Community Columns

Missed opportunities to capture and boost California’s water supply

In the average year, California receives about 190 million acre-feet of precipitation. However, we rarely experience an average year. This year, we are blessed with an abundant supply of snow storage in the Sierra. But the inability to bank this bounty, beyond our existing reservoirs, is a serious missed opportunity. This wonderful wet winter will ironically elevate political complacency around one of the state’s most vital necessities – a reliable and sustainable water supply.

Precipitation in California is highly variable, which can lead to extreme drought and forced conservation, or extreme precipitation and flooding. Unfortunately, there is not adequate water storage capacity to buffer both extremes. Boosting capacity and improving conveyance have so many benefits, including more reliable drinking and irrigation supplies; improved flood protection; carbon-free hydropower generation; timelier, colder water flows for fish, especially threatened and endangered species; environmental enhancement; and recreational opportunities that serve our growing population and boost local economies. In times when a crisis is a shame to waste, there are those who obsess with permanent conservation and environmental regulations while more fresh water flows through the Golden Gate into the Pacific Ocean.

Lookingthrough the Golden Gate reminds us of another underutilized opportunity: ocean desalination. While one can debate desalination’s energy costs or environmental impacts, desalinated ocean and brackish water can expand water supply, enhance agriculture, reduce demand and environmental impacts on the Sacramento-San Joaquin river systems, relieve dependence on the Colorado River, and help drought-proof California’s coastal cities.

We must also significantly increase the pace and scale of thinningforests. Strategic thinning not only improves the health of our largest winter reservoirs — the Sierra Nevada and Cascade mountain ranges — it also reduces the risk of catastrophic wildfires and opens the forest canopy to get more snow on the ground. The snow eventually melts and percolates into the soil to enhance ground water. Also, increasing storage capacity doesn’t have to mean damming rivers. We can raise existing dams, create off-stream storage , encourage landowners to develop stock ponds, and dredge sediment from reservoirs to recover lost storage. We can also do a lot more to recharge declining groundwater basins in our Central Valley.

None of this comes easy. Everything described requires difficult decisions, the tenacity to get them done, compromise and money. Good decisions require a comprehensive and systematic statewide approach rather than continued strategies entrenched in special interests and politics. We must adopt a statewide, resilient water portfolio capable of storing in years of plenty, and yielding in years of drought, if California is to have a reliable and sustainable water supply for future generations.

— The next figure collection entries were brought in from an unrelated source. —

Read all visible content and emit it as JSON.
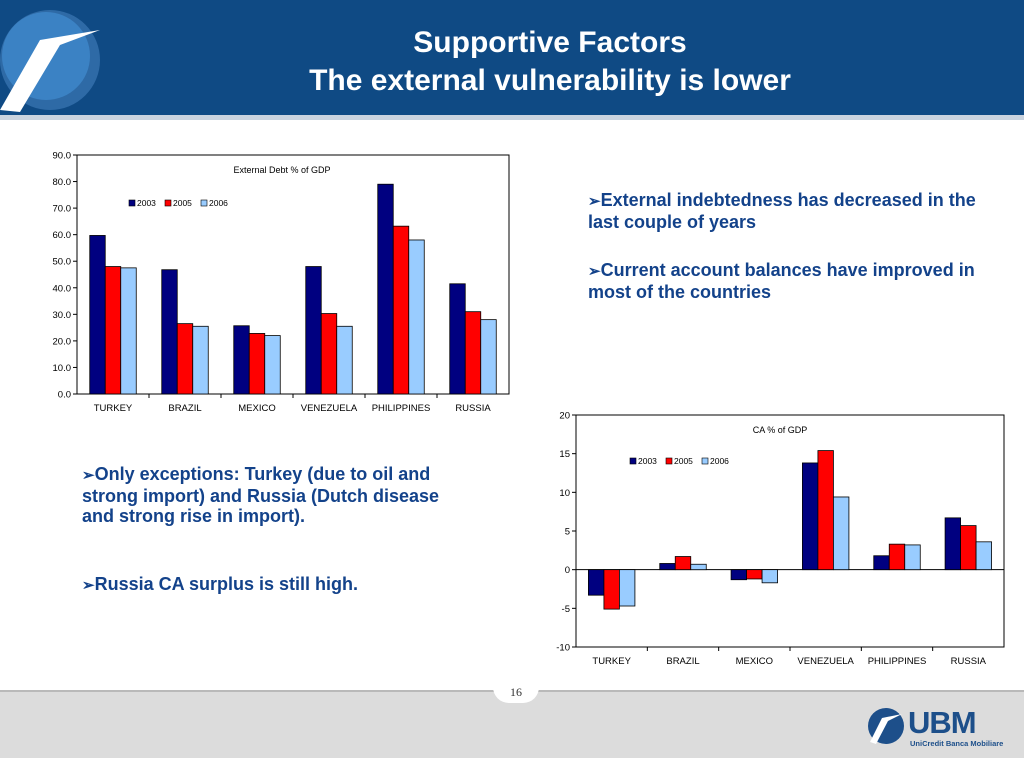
{
  "slide": {
    "title_line1": "Supportive Factors",
    "title_line2": "The external vulnerability is lower",
    "page_number": "16"
  },
  "bullets_right": [
    {
      "arrow": "➢",
      "text": "External indebtedness has decreased in the last couple of years"
    },
    {
      "arrow": "➢",
      "text": "Current account balances have improved in most of the countries"
    }
  ],
  "bullets_left": [
    {
      "arrow": "➢",
      "text": "Only exceptions: Turkey (due to oil and strong import) and Russia (Dutch disease and strong rise in import)."
    },
    {
      "arrow": "➢",
      "text": "Russia CA surplus is still high."
    }
  ],
  "logo": {
    "name": "UBM",
    "subtitle": "UniCredit Banca Mobiliare"
  },
  "colors": {
    "header": "#0f4a84",
    "bullet_text": "#13428a",
    "series_2003": "#000080",
    "series_2005": "#ff0000",
    "series_2006": "#99ccff"
  },
  "chart_data": [
    {
      "type": "bar",
      "title": "External Debt % of GDP",
      "categories": [
        "TURKEY",
        "BRAZIL",
        "MEXICO",
        "VENEZUELA",
        "PHILIPPINES",
        "RUSSIA"
      ],
      "series": [
        {
          "name": "2003",
          "values": [
            59.7,
            46.8,
            25.7,
            48.0,
            79.0,
            41.5
          ]
        },
        {
          "name": "2005",
          "values": [
            48.0,
            26.5,
            22.8,
            30.3,
            63.2,
            31.0
          ]
        },
        {
          "name": "2006",
          "values": [
            47.5,
            25.5,
            22.0,
            25.5,
            58.0,
            28.0
          ]
        }
      ],
      "ylim": [
        0,
        90
      ],
      "yticks": [
        "0.0",
        "10.0",
        "20.0",
        "30.0",
        "40.0",
        "50.0",
        "60.0",
        "70.0",
        "80.0",
        "90.0"
      ],
      "legend": "top-left",
      "grid": false
    },
    {
      "type": "bar",
      "title": "CA % of GDP",
      "categories": [
        "TURKEY",
        "BRAZIL",
        "MEXICO",
        "VENEZUELA",
        "PHILIPPINES",
        "RUSSIA"
      ],
      "series": [
        {
          "name": "2003",
          "values": [
            -3.3,
            0.8,
            -1.3,
            13.8,
            1.8,
            6.7
          ]
        },
        {
          "name": "2005",
          "values": [
            -5.1,
            1.7,
            -1.2,
            15.4,
            3.3,
            5.7
          ]
        },
        {
          "name": "2006",
          "values": [
            -4.7,
            0.7,
            -1.7,
            9.4,
            3.2,
            3.6
          ]
        }
      ],
      "ylim": [
        -10,
        20
      ],
      "yticks": [
        "-10",
        "-5",
        "0",
        "5",
        "10",
        "15",
        "20"
      ],
      "legend": "top-left",
      "grid": false
    }
  ]
}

The components and objectives of such a portfolio should include:

  • Increased capacity in watersheds
  • Increased surface storage
  • Increased groundwater replenishment
  • Increased desalination
  • Education and technology to advance efficiency practices, and to optimize wastewater recycling and storm water capture

Providing a reliable water supply to serve California’s diverse population and environment requires leaders who are bold enough to overcome petty politics and adversity, without sacrificing one region’s interest for another.

It is time to adopt and advance a visionary water strategy to pave the way to a prosperous future for California. Unless we have the courage to take positive action, we will continue to reallocate and ration the half-empty glass of water, dangerously placing California’s golden economic engine at risk. Instead there should be a focus on increased resiliency, water security, food supply and economic prosperity.

California can do better and will be better off for doing so. We need to stop missing opportunities.

The authors represent water districts and associations in Northern and Southern California. They wrote this for The Modesto Bee.